Ceci s’ajoutant à la pornographie accessible aux mineurs, à la pédopornographie, voire au proxénétisme et autres activités pénalement répréhensibles, fausses nouvelles, manipulations…
Cette situation ne pouvait pas demeurer sans réponse même imparfaite.
Le conseil de l’Union européenne et le parlement européen ont donc émis un règlement en date du 19 octobre 2022 dénommé « Digital service act ».
Un règlement de l’Union européenne est un texte qui est d’application immédiate dans toutes les pays qui la composent.
Ce texte se fixe pour objectifs notamment :
Une meilleure protection des internautes européens et de leurs droits fondamentaux (liberté d'expression, protection des consommateurs...) ;
Une aide pour le développement des petites entreprises de l'UE
Un renforcement du contrôle démocratique et de la surveillance des très grandes plateformes et l’atténuation de leurs risques systémiques (manipulation de l'information notamment...).
Une première étape pour ce texte était de définir les acteurs concernés. Il s’agit notamment :
des fournisseurs d'accès à internet (FAI) ;
des services d'informatique en nuage (cloud) ;
des plateformes en ligne comme les places de marché (market places), les boutiques d'applications, les réseaux sociaux, les plateformes de partage de contenus, les plateformes de voyage et d'hébergement ;
des très grandes plateformes en ligne et les très grands moteurs de recherche, utilisés par plus de 45 millions d'Européens par mois, désignés par la Commission européenne.
Une première liste de dix neuf « grands acteurs » en ligne a été publié sur le site de la commission européenne le 25 avril 2023. Nous y trouvons :
AliExpress, Amazon Store, Apple AppStore, Bing, Booking, Facebook, Google Maps, Google Play, Google Search, Google Shopping, Instagram, LinkedIn, Pinterest, Snapchat, TikTok, Wikipedia, X (anciennement Twitter), YouTube et Zalando.
Ont été ajoutés à cette liste deux sites chinois de plateforme en ligne ainsi que des sites X.
En premier lieu, tous ces acteurs ont l’obligation de désigner un point de contact unique ou, s'ils sont établis hors UE, un représentant légal et coopérer avec les autorités nationales en cas d'injonction.
Les plateformes en ligne doivent proposer aux internautes un outil leur permettant de signaler facilement les contenus illicites. Une fois le signalement effectué, elles doivent rapidement retirer ou bloquer l'accès au contenu illégal.

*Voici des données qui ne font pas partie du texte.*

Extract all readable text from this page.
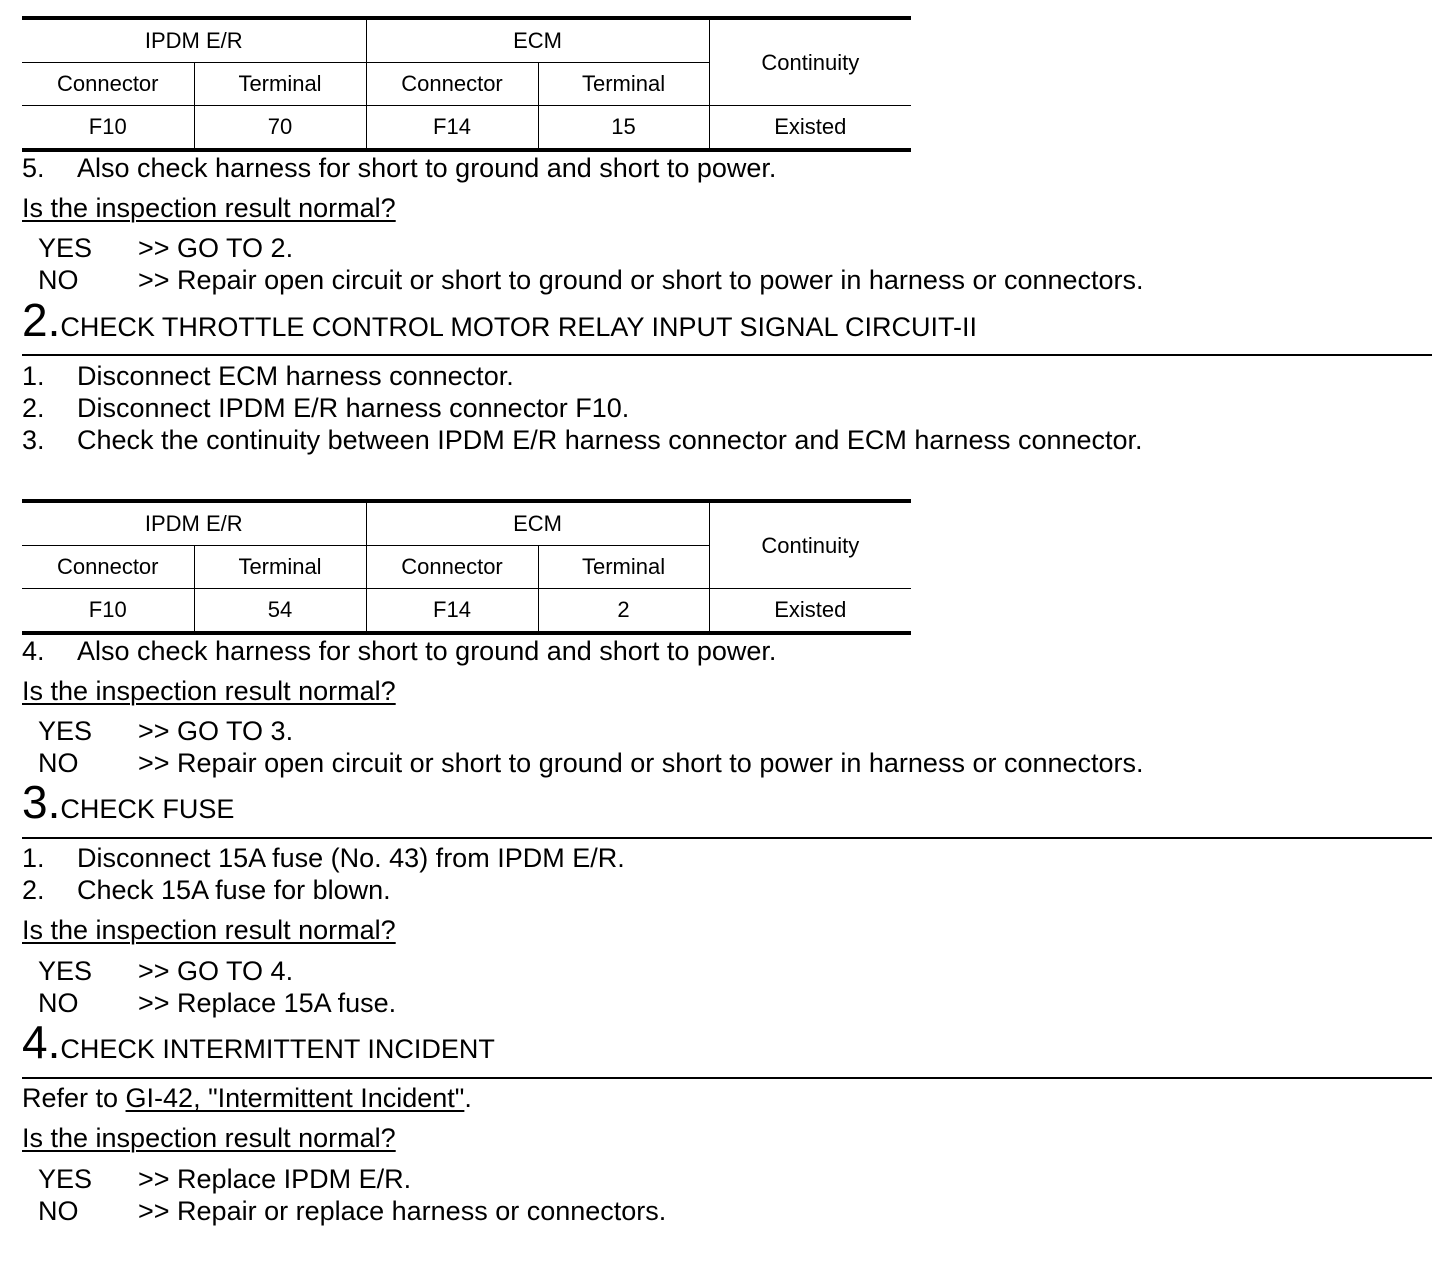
IPDM E/R		ECM		Continuity
Connector	Terminal	Connector	Terminal	
F10	70	F14	15	Existed
5. Also check harness for short to ground and short to power.
Is the inspection result normal?
YES >> GO TO 2.
NO >> Repair open circuit or short to ground or short to power in harness or connectors.
2.CHECK THROTTLE CONTROL MOTOR RELAY INPUT SIGNAL CIRCUIT-II
1. Disconnect ECM harness connector.
2. Disconnect IPDM E/R harness connector F10.
3. Check the continuity between IPDM E/R harness connector and ECM harness connector.
IPDM E/R		ECM		Continuity
Connector	Terminal	Connector	Terminal	
F10	54	F14	2	Existed
4. Also check harness for short to ground and short to power.
Is the inspection result normal?
YES >> GO TO 3.
NO >> Repair open circuit or short to ground or short to power in harness or connectors.
3.CHECK FUSE
1. Disconnect 15A fuse (No. 43) from IPDM E/R.
2. Check 15A fuse for blown.
Is the inspection result normal?
YES >> GO TO 4.
NO >> Replace 15A fuse.
4.CHECK INTERMITTENT INCIDENT
Refer to GI-42, "Intermittent Incident".
Is the inspection result normal?
YES >> Replace IPDM E/R.
NO >> Repair or replace harness or connectors.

Dans ce cadre, elles coopèrent avec des "signaleurs de confiance". Ce statut est attribué dans chaque pays à des entités ou organisations en raison de leur expertise et de leurs compétences. Leurs notifications sont traitées en priorité.

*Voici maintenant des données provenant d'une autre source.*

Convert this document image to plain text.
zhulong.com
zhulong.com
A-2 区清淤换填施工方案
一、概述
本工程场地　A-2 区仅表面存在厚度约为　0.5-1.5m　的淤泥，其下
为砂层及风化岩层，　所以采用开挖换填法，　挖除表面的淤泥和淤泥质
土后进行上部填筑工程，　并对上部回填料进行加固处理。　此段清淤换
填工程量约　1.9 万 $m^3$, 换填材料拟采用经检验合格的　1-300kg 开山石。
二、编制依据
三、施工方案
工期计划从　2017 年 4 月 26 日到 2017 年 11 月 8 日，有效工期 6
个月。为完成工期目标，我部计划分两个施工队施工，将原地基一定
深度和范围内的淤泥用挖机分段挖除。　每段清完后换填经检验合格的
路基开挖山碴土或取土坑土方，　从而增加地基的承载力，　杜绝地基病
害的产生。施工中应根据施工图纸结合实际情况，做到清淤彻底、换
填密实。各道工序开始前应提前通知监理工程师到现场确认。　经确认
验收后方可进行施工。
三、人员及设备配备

Les market places (tels Airbnb, Amazon, Shein, Temu) doivent mieux tracer les vendeurs qui proposent des produits ou services sur leur plateforme (recueil d'informations précises sur le professionnel avant de l'autoriser à vendre, vérification de la fiabilité de celles-ci) et mieux en informer les consommateurs.
Les plateformes doivent rendre plus transparentes leurs décisions en matière de modération des contenus. Elles doivent prévoir un système interne de traitement des réclamations permettant aux utilisateurs dont le compte a été suspendu ou résilié (par exemple sur un réseau social) de contester cette décision. Pour régler le litige, les utilisateurs peuvent également se tourner vers des organismes indépendants et certifiés dans les pays européens ou saisir leurs juges nationaux.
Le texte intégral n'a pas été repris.